The Delphi Method

named after the oracle at Delphi

As per Greek mythology; there was this hill whose top was surrounded by mists. That hill top was the residence of some oracles -- and the villagers were forbidden to go up there. Instead, the villagers would stand at the foot of the hill, and implore the Oracle up there to make predictions. Nobody could see the Oracle, but they would be able to hear the answers to their question floating down from the hill.

The Delphi Method was a system of obtaining consensus invented (discovered?) by people at the think tank; Rand Corporation. This is a method to crystallize some serious points about some specialised topic -- such as Nuclear Science, etc. It was particularly suitable for those topics where one can expect to find lot of strong, opinionated and intelligent personalities.

The problem with such learned personalities is that if you try to put them together into a room in order to obtain a convergent discussion, it is often like herding cats. There will be, invariably, some personal; equations such as one intellectual is over-awed by another one. Or one person here has some deep seated envy of another person there -- and so on.

In the Delphi Method, a group is gathered together but they are never told who all have been selected in the committee. Then the moderator prepares some questions and passes those to one of the learned intellectual. The answers given by that intellectual is returned to the moderator, without the intellectual knowing where those answers would be put to use.

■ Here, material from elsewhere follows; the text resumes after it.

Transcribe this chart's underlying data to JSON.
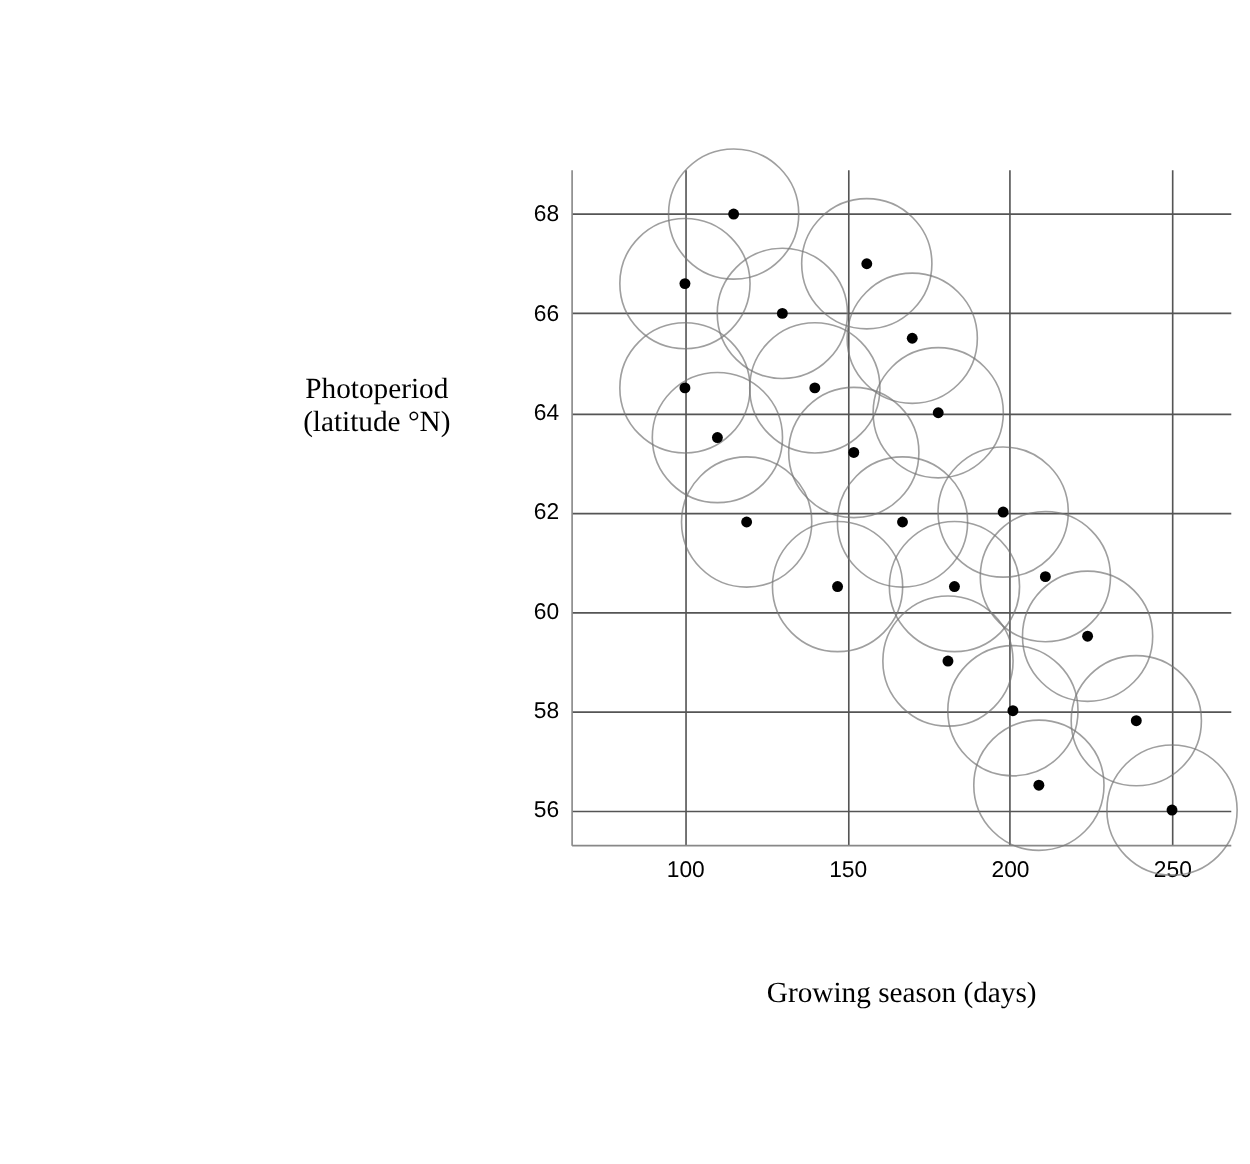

The moderator then anonymizes the answer -- i.e. removes any identifiable marks and phrases that can indicate who had given those answers, and distributes that to other intellectuals. Asking them for their responses. When they do, the moderator iteratively does the same process: anonymize; and re-distribute.

In short, that bunch of intellectuals end up actually discussing with each other. Since only the contents are passed around and there is no knowledge who is actually behind the contents, the chances of personal equations coming in to corrupt the contents gets reduced.

In the end, the Delphi method of obtaining consensus gives very valuable answers. The Delph Method is still used in medical research, mission-critical situations such as the moon mission, inventing something disruptive and so on.

The Peer Content system we invented actually works very similar in principle to The Delphi Method. In our case, even the moderator is actually anonymous (That was one of the criticism of the standard Delphi Method: All the intellectuals know the moderator -- and then what happens, if there are personal equations between the moderator and the intellectuals in the group?)